Interestingly, desalinated water is included in the definition of 'manufactured water' for the purpose of this protection from liability, but is not dealt with in any other part of the Act. This may reflect the fact that desalination is a relatively expensive (and therefore not commonly used) method of re-using water, or it may represent a missed opportunity by the State to provide for the future regulation of this source of water (bearing in mind the fact that the Gold Coast Desalination Plant is due to begin pumping water into the South East Queensland water grid early next year).

Implications of the Act

Regulation of recycled water is appropriate, given its increasing importance as a source of water for South East Queensland. The Act will bring the regulation of recycled water and drinking water in line with the regulation of other water service providers in the state, and will help to standardise the quality of drinking water in Queensland.

The effectiveness of the Act in practice remains to be seen. The processes prescribed by the Act give the State Government a significant level of control over, and a role in, the water industry that it has not previously had. Much will depend on the regulator's application of the provisions regarding recycled water management plans, and the use the regulator makes of its various powers. However, community concern over the use of recycled water both in industry and in drinking water seems likely to encourage the regulator to apply the Act rigorously.

Operators and owners of infrastructure that supply water should monitor these developments closely. In the meantime, the public can derive some comfort from the controls and protections being put in place over drinking water supplies.

The Act makes amendments to the Water Act 2000 (Qld) to implement new institutional arrangements for urban water supply, including setting up a regulatory framework governing the operation of the South East Queensland water grid and the South East Queensland water market, due to commence on 1 July 2008. We will address these amendments in a future article.

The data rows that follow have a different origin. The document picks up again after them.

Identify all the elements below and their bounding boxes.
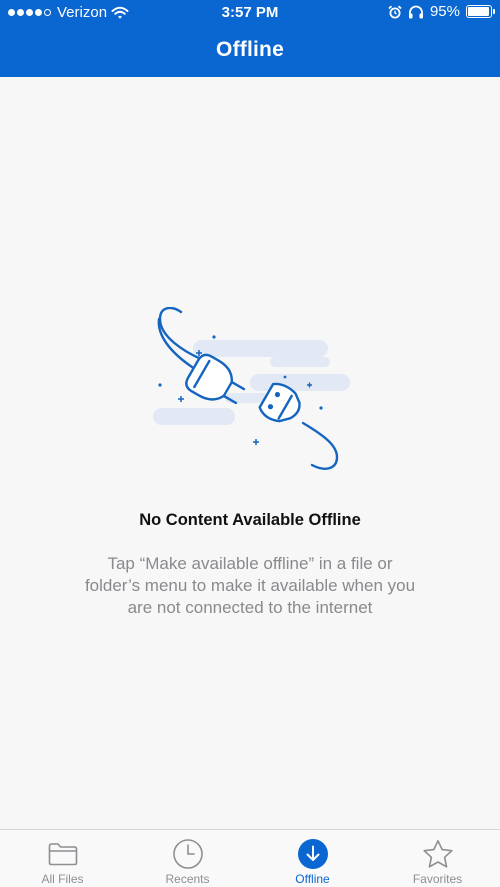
offline-empty-state: No Content Available Offline Tap “Make a…: [0, 77, 500, 829]
page-title: Offline: [216, 38, 284, 61]
app-header: Verizon 3:57 PM 95% Offline: [0, 0, 500, 77]
download-icon: [297, 839, 328, 869]
description-line: are not connected to the internet: [127, 598, 373, 617]
alarm-icon: [388, 5, 402, 18]
unplugged-plug-icon: [153, 307, 350, 470]
description-line: folder’s menu to make it available when …: [84, 576, 416, 595]
battery-icon: [466, 5, 495, 18]
tab-label: All Files: [41, 872, 84, 886]
tab-all-files[interactable]: All Files: [0, 830, 125, 887]
battery-fill: [468, 7, 489, 16]
tab-label: Favorites: [412, 872, 463, 886]
empty-state-title: No Content Available Offline: [139, 511, 361, 529]
folder-icon: [48, 843, 77, 866]
battery-percent: 95%: [429, 3, 460, 20]
description-line: Tap “Make available offline” in a file o…: [107, 554, 393, 573]
cloud-decoration: [153, 340, 350, 425]
tab-label: Offline: [295, 872, 330, 886]
tab-label: Recents: [165, 872, 210, 886]
tab-favorites[interactable]: Favorites: [375, 830, 500, 887]
tab-offline[interactable]: Offline: [250, 830, 375, 887]
status-right: 95%: [388, 3, 495, 20]
star-icon: [422, 840, 453, 868]
clock-icon: [172, 839, 203, 869]
headphones-icon: [408, 5, 423, 18]
tab-bar: All Files Recents Offline Favorites: [0, 829, 500, 887]
empty-state-description: Tap “Make available offline” in a file o…: [60, 553, 440, 619]
status-bar: Verizon 3:57 PM 95%: [0, 0, 500, 26]
tab-recents[interactable]: Recents: [125, 830, 250, 887]
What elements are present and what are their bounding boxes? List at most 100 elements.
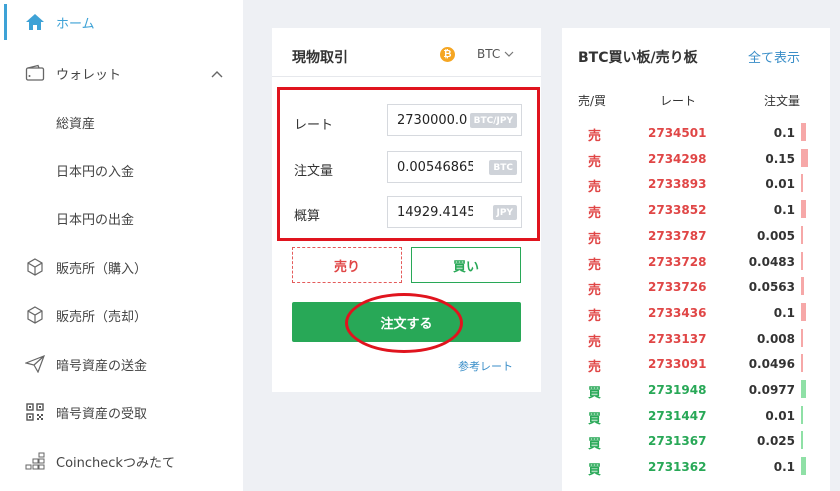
depth-bar xyxy=(801,354,803,373)
quantity-cell: 0.1 xyxy=(773,126,795,140)
table-row[interactable]: 買 2731367 0.025 xyxy=(562,427,830,453)
sell-side-label: 売 xyxy=(588,334,602,350)
quantity-cell: 0.1 xyxy=(773,305,795,320)
buy-side-label: 買 xyxy=(588,463,602,479)
price-cell: 2731367 xyxy=(648,434,707,449)
sidebar-item-label: Coincheckつみたて xyxy=(56,455,175,471)
depth-bar xyxy=(801,405,803,424)
table-row[interactable]: 売 2733728 0.0483 xyxy=(562,248,830,274)
price-cell: 2733787 xyxy=(648,228,707,243)
sell-side-label: 売 xyxy=(588,283,602,299)
sidebar-item-crypto-receive[interactable]: 暗号資産の受取 xyxy=(0,392,243,432)
depth-bar xyxy=(801,302,806,321)
sidebar-item-label: 暗号資産の送金 xyxy=(56,358,148,374)
quantity-cell: 0.01 xyxy=(765,177,795,192)
sidebar-item-wallet[interactable]: ウォレット xyxy=(0,53,243,93)
sidebar-item-total-assets[interactable]: 総資産 xyxy=(0,102,243,142)
grid-icon xyxy=(24,450,46,472)
pair-select-value: BTC xyxy=(477,47,501,61)
quantity-cell: 0.005 xyxy=(757,228,795,243)
column-header-side: 売/買 xyxy=(578,94,607,108)
quantity-cell: 0.15 xyxy=(765,151,795,166)
table-row[interactable]: 売 2733787 0.005 xyxy=(562,222,830,248)
sell-side-label: 売 xyxy=(588,231,602,247)
sidebar-item-crypto-send[interactable]: 暗号資産の送金 xyxy=(0,344,243,384)
buy-side-label: 買 xyxy=(588,437,602,453)
quantity-cell: 0.0977 xyxy=(748,383,795,397)
table-row[interactable]: 売 2733436 0.1 xyxy=(562,299,830,325)
depth-bar xyxy=(801,380,806,398)
sell-side-label: 売 xyxy=(588,257,602,273)
sell-side-label: 売 xyxy=(588,206,602,222)
order-book-panel: BTC買い板/売り板 全て表示 売/買 レート 注文量 売 2734501 0.1 売… xyxy=(562,28,830,491)
cube-icon xyxy=(24,256,46,278)
sell-button[interactable]: 売り xyxy=(292,247,402,283)
spot-trade-panel: 現物取引 ₿ BTC レート BTC/JPY 注文量 BTC 概算 JPY 売り… xyxy=(272,28,541,392)
table-row[interactable]: 売 2733137 0.008 xyxy=(562,325,830,351)
price-cell: 2733852 xyxy=(648,203,707,218)
quantity-cell: 0.1 xyxy=(773,203,795,218)
send-icon xyxy=(24,353,46,375)
sidebar-item-label: 暗号資産の受取 xyxy=(56,406,148,422)
chevron-down-icon xyxy=(504,47,514,61)
quantity-cell: 0.01 xyxy=(765,408,795,423)
wallet-icon xyxy=(24,62,46,84)
table-row[interactable]: 買 2731948 0.0977 xyxy=(562,376,830,402)
depth-bar xyxy=(801,328,803,347)
sell-side-label: 売 xyxy=(588,154,602,170)
price-cell: 2733728 xyxy=(648,254,707,269)
divider xyxy=(272,76,541,77)
sell-side-label: 売 xyxy=(588,308,602,324)
table-row[interactable]: 売 2734298 0.15 xyxy=(562,145,830,171)
sell-side-label: 売 xyxy=(588,360,602,376)
depth-bar xyxy=(801,200,806,219)
sidebar-item-jpy-withdraw[interactable]: 日本円の出金 xyxy=(0,198,243,238)
show-all-link[interactable]: 全て表示 xyxy=(748,47,800,66)
sell-side-label: 売 xyxy=(588,180,602,196)
sidebar-item-sell-store[interactable]: 販売所（売却） xyxy=(0,295,243,335)
table-row[interactable]: 売 2733852 0.1 xyxy=(562,196,830,222)
depth-bar xyxy=(801,148,808,167)
qr-code-icon xyxy=(24,401,46,423)
sidebar-item-coincheck-tsumitate[interactable]: Coincheckつみたて xyxy=(0,441,243,481)
home-icon xyxy=(24,11,46,33)
cube-icon xyxy=(24,304,46,326)
sidebar-item-label: 販売所（購入） xyxy=(56,261,148,277)
quantity-cell: 0.0496 xyxy=(748,357,795,372)
depth-bar xyxy=(801,251,803,270)
price-cell: 2733137 xyxy=(648,331,707,346)
price-cell: 2731948 xyxy=(648,383,707,397)
depth-bar xyxy=(801,174,803,193)
price-cell: 2731447 xyxy=(648,408,707,423)
table-row[interactable]: 売 2734501 0.1 xyxy=(562,119,830,145)
buy-side-label: 買 xyxy=(588,411,602,427)
sidebar-item-label: ウォレット xyxy=(56,67,122,83)
sidebar-item-label: 日本円の入金 xyxy=(56,164,135,180)
sidebar-item-buy-store[interactable]: 販売所（購入） xyxy=(0,247,243,287)
order-book-title: BTC買い板/売り板 xyxy=(578,50,698,66)
reference-rate-link[interactable]: 参考レート xyxy=(458,358,513,374)
sidebar-item-jpy-deposit[interactable]: 日本円の入金 xyxy=(0,150,243,190)
table-row[interactable]: 買 2731447 0.01 xyxy=(562,402,830,428)
price-cell: 2734298 xyxy=(648,151,707,166)
price-cell: 2733091 xyxy=(648,357,707,372)
table-row[interactable]: 売 2733091 0.0496 xyxy=(562,350,830,376)
sidebar-item-home[interactable]: ホーム xyxy=(0,2,243,42)
sidebar-item-label: 販売所（売却） xyxy=(56,309,148,325)
bitcoin-icon: ₿ xyxy=(440,47,455,62)
quantity-cell: 0.0563 xyxy=(748,280,795,295)
sidebar-item-label: 総資産 xyxy=(56,116,96,132)
price-cell: 2733436 xyxy=(648,305,707,320)
table-row[interactable]: 売 2733893 0.01 xyxy=(562,170,830,196)
buy-button[interactable]: 買い xyxy=(411,247,521,283)
panel-title: 現物取引 xyxy=(292,50,348,66)
submit-order-button[interactable]: 注文する xyxy=(292,302,521,342)
quantity-cell: 0.025 xyxy=(757,434,795,449)
quantity-cell: 0.1 xyxy=(773,460,795,475)
chevron-up-icon[interactable] xyxy=(211,67,223,82)
table-row[interactable]: 売 2733726 0.0563 xyxy=(562,273,830,299)
pair-select[interactable]: BTC xyxy=(477,47,514,61)
table-row[interactable]: 買 2731362 0.1 xyxy=(562,453,830,479)
depth-bar xyxy=(801,277,804,296)
sidebar: ホーム ウォレット 総資産 日本円の入金 日本円の出金 販売所（購入） 販売所（… xyxy=(0,0,243,491)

  1. Refer to chapter 3 of the Act.
  2. Refer to ss200 and 201 of the Act.
  3. Refer to ss196 and 197 of the Act.
  4. Refer to s652 of the Act, which inserts s57E into the Water Act 2000 (Qld) and defines "unsafe".
  5. Refer to s102 of the Act.
  6. Refer to s270 of the Act.
  7. Refer to chapter 3, part 8 of the Act.
  8. Refer to s301 of the Act.
  9. Refer to s250 of the Act.
  10. Refer to s230 of the Act.
  11. Refer to s535 of the Act.
  12. Refer to ss316 and 317 of the Act.
  13. Refer to s49 of the Act. This provision was formerly s395 of the Water Act 2000 (Qld).